Hoss Man commented on LUCENE-4025:
----------------------------------

isn't this exactly why things like the ExecutorService and/or Future APIs exist?  let the
caller decide if they want the methods they call to be executed in the current thread or as
part of a thread pool and/or block until the logic is executed (with a possible time limit)
                
> ReferenceManager.maybeRefresh should allow the caller to block
> --------------------------------------------------------------
>
>                 Key: LUCENE-4025
>                 URL: https://issues.apache.org/jira/browse/LUCENE-4025
>             Project: Lucene - Java
>          Issue Type: Improvement
>          Components: core/search
>            Reporter: Shai Erera
>            Priority: Minor
>             Fix For: 4.0
>
>
> ReferenceManager.maybeRefresh() returns a boolean today, specifying whether the maybeRefresh
logic was executed by the caller or not. If it's false, it means that another thread is currently
refreshing and the call returns immediately.
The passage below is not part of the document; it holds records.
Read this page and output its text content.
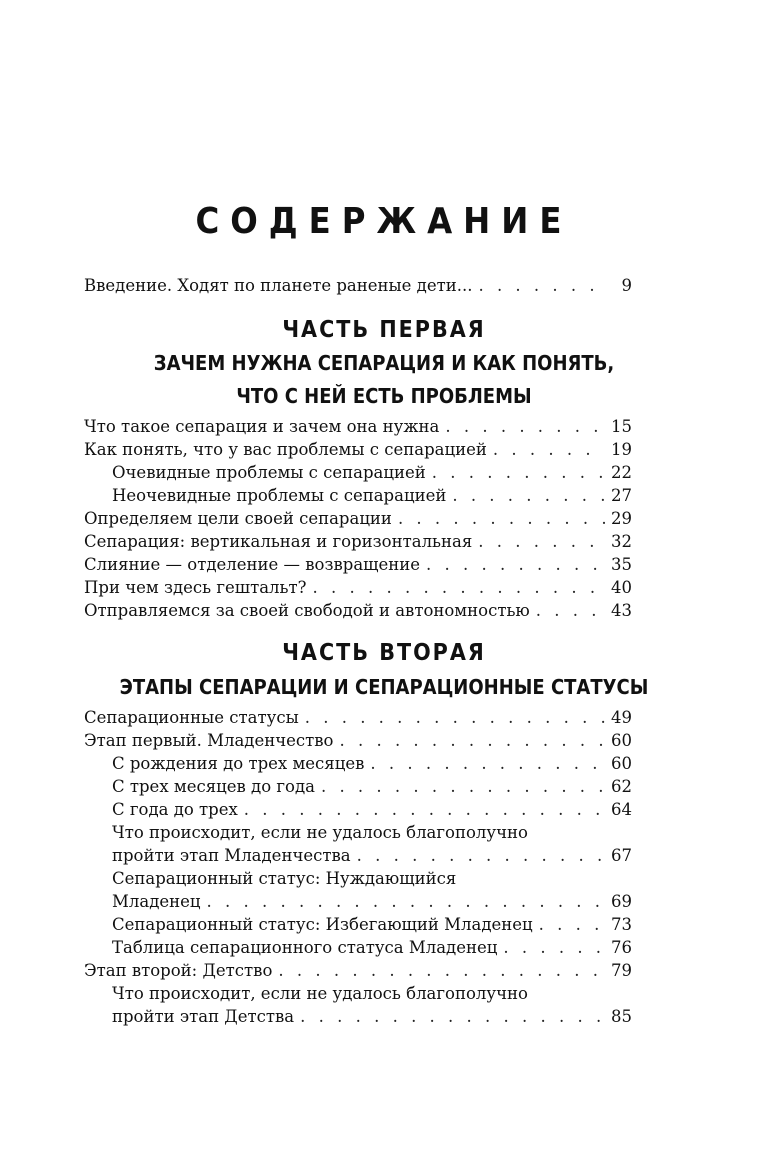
СОДЕРЖАНИЕ
Введение. Ходят по планете раненые дети... . . .	9
ЧАСТЬ ПЕРВАЯ
ЗАЧЕМ НУЖНА СЕПАРАЦИЯ И КАК ПОНЯТЬ,
ЧТО С НЕЙ ЕСТЬ ПРОБЛЕМЫ
Что такое сепарация и зачем она нужна . . .	15
Как понять, что у вас проблемы с сепарацией . . .	19
Очевидные проблемы с сепарацией . . .	22
Неочевидные проблемы с сепарацией . . .	27
Определяем цели своей сепарации . . .	29
Сепарация: вертикальная и горизонтальная . . .	32
Слияние — отделение — возвращение . . .	35
При чем здесь гештальт? . . .	40
Отправляемся за своей свободой и автономностью . . .	43
ЧАСТЬ ВТОРАЯ
ЭТАПЫ СЕПАРАЦИИ И СЕПАРАЦИОННЫЕ СТАТУСЫ
Сепарационные статусы . . .	49
Этап первый. Младенчество . . .	60
С рождения до трех месяцев . . .	60
С трех месяцев до года . . .	62
С года до трех . . .	64
Что происходит, если не удалось благополучно
пройти этап Младенчества . . .	67
Сепарационный статус: Нуждающийся
Младенец . . .	69
Сепарационный статус: Избегающий Младенец . . .	73
Таблица сепарационного статуса Младенец . . .	76
Этап второй: Детство . . .	79
Что происходит, если не удалось благополучно
пройти этап Детства . . .	85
> I think that that's inconvenient to the caller. I.e., if you wanted to do something like:
> {code}
> writer.commit();
> searcherManager.maybeRefresh();
> searcherManager.acquire();
> {code}
> It'd be better if you could guarantee that when the maybeRefresh() call returned, the
follow on acquire() will return a refreshed IndexSearcher. Even if you omit the commit instruction,
it'd be good if you can guarantee that.
> I don't quite see the benefit of having the caller thread not block if there's another
thread currently refreshing. In, I believe, most cases, you'd anyway have just one thread
calling maybeRefresh(). Even if not, the only benefit of not blocking is if you have commit()
followed by maybeRefresh() logic done by some threads, while other threads acquire searchers
- maybe then you wouldn't care if another thread is currently doing the refresh?
> Actually, I tend to think that not blocking is buggy? I mean, what if two threads do
commit() + maybeRefresh(). The first thread finishes commit, enters maybeRefresh(), acquires
the lock and reopens the Reader. Then the second thread does its commit(), enters maybeRefresh,
fails to obtain the lock and exits. Its changes won't be exposed by SM until the next maybeRefresh()
is called.
> So it looks to me like current logic may be buggy in that sense?